MorphoLuminesence is a kinetic ceiling prototype, originally described as a simple surface in Rhino. The surface was triangulated into panels or ”petals” using a combination of the PanelingTools plug-in and manual modeling based on a specific tessellation logic. “Morpho” consists of these kinetic petals, laser cut from white acrylic, which hang from stems of clear tubular acrylic with planar elbow joints. The acrylic tubes were laser cut using custom fabricated jigs to create angles and grooves along each piece. The compound joints of each petal were created using unique laser cut acrylic angles and pivoting model airplane hinges. The surface is actuated using monofilament attached to small, high torque servos. The servos are mounted to acrylic towers above the MDF top surface, providing maximum leverage.

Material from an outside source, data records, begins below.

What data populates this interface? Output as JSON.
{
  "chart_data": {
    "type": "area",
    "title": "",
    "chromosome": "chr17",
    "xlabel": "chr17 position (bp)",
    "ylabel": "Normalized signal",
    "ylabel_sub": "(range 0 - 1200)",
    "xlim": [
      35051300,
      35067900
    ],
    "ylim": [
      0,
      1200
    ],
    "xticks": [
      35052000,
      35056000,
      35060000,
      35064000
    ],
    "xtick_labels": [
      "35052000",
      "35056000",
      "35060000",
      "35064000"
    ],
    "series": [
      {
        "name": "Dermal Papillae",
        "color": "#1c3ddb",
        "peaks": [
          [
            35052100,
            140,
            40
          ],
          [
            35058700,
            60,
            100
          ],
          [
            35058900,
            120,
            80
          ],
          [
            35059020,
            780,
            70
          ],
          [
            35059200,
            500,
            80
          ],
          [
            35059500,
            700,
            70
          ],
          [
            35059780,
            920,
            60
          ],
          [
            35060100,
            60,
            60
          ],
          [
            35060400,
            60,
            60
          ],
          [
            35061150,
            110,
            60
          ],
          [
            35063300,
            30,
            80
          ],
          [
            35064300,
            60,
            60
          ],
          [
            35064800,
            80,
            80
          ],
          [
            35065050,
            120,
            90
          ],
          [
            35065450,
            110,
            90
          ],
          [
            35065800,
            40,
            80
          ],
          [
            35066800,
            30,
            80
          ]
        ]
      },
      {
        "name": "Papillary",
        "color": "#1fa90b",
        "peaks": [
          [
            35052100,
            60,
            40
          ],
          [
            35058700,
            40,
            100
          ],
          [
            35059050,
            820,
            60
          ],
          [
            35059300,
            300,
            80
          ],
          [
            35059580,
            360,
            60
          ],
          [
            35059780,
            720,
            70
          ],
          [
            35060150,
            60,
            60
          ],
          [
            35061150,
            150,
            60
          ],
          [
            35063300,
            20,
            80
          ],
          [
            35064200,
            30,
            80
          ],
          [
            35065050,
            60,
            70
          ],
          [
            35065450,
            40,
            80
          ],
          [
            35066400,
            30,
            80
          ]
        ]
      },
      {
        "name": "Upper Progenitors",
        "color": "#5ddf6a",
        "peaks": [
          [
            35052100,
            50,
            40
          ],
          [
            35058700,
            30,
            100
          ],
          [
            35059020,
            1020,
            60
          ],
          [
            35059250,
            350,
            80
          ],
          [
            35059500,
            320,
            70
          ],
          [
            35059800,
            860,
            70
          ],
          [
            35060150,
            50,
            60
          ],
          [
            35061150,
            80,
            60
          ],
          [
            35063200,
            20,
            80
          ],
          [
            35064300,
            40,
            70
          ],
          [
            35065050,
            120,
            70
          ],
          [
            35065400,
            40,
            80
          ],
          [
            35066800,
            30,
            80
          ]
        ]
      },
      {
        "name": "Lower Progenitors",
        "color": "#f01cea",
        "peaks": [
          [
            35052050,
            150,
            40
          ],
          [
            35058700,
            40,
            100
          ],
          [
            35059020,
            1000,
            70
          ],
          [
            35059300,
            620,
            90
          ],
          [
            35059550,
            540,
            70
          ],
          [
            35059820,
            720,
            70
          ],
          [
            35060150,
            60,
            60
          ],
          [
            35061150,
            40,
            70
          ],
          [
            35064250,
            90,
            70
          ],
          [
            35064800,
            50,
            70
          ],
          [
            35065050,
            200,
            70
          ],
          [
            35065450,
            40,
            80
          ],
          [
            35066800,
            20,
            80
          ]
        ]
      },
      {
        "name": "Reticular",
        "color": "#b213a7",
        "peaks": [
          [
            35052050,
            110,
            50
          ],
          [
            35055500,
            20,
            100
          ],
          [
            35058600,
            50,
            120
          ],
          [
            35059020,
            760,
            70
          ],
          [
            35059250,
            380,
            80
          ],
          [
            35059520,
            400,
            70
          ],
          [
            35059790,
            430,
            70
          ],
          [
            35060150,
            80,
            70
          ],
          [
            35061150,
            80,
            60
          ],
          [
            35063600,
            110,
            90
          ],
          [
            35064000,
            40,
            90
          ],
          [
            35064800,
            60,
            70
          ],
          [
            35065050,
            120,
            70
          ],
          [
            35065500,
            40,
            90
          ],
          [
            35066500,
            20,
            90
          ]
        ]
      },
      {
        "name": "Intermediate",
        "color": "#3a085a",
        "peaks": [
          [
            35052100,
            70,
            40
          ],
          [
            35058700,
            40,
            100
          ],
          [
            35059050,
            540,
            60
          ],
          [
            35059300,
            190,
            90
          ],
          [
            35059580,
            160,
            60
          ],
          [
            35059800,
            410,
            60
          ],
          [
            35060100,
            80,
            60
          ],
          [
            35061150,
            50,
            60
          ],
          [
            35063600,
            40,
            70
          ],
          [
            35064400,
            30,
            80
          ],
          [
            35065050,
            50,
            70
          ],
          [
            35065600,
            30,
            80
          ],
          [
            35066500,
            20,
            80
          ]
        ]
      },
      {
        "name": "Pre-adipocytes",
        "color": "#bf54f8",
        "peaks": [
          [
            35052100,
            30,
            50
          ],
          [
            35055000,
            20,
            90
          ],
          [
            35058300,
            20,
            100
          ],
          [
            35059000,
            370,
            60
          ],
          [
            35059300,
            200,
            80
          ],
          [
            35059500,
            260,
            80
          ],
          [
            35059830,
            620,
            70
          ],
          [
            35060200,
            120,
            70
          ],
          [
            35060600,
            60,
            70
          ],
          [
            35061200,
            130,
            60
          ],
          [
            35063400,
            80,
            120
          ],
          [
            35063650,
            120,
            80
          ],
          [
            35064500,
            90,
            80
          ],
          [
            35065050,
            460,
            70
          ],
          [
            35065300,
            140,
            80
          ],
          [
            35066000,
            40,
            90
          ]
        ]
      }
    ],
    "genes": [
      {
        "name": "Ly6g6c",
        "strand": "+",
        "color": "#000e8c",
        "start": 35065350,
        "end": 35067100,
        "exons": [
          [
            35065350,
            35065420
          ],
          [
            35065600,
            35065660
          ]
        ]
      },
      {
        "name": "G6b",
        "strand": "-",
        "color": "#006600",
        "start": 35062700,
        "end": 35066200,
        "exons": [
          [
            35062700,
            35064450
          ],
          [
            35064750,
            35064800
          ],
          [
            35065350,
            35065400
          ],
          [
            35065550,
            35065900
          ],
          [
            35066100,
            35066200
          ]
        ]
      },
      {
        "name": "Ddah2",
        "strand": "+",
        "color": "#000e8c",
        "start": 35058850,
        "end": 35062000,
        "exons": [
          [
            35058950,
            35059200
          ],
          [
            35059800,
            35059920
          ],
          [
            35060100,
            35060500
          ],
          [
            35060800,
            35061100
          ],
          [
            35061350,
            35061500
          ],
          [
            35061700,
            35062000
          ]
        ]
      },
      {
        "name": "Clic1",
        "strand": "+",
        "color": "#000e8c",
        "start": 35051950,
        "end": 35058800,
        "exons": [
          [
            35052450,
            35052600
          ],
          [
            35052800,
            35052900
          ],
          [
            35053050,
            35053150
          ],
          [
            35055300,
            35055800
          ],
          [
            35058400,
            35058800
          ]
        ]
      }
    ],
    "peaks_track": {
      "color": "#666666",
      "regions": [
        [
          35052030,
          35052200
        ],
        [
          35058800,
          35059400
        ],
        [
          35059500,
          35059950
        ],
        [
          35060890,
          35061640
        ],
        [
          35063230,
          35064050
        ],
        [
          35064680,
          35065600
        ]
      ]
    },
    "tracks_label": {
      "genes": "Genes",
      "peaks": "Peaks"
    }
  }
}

Variable value RGB LEDs, above the petal surface, are tuned across the visual spectrum to provide a wide variety of lighting effects.
The MDF soffit was modeled in Rhino as a network of the stems. Although the original form was a NURBS surface, the tooling patterns and g-code where generated using Mastercam. The preview modes allowed us to tweak the step sizes until we could achieve the right aesthetic. The ridges allowed material to be placed where it was structurally needed to keep the petals stable and fixed. The top of the soffit became the circuit board for the LED’s and base for the servo towers.
A series of prototypes informed the shape and structure of the components that create the overall form. Acrylic panels were flexed to their breaking points, fishing line was stressed, and multiple materials were tested for the rigid top surface including HDF, MDF, Particleboard, and High Density Foam.
The surface reacts to people standing and moving beneath it, as Arduino micro-controllers are used to receive infrared sensor data and to control the position of the servos. The sensors detect speed and direction of people in relation to the piece. If a user stands still for a long enough period of time, the petals will retract into the completed surface, but once activated by human occupation, the piece opens and closes pods.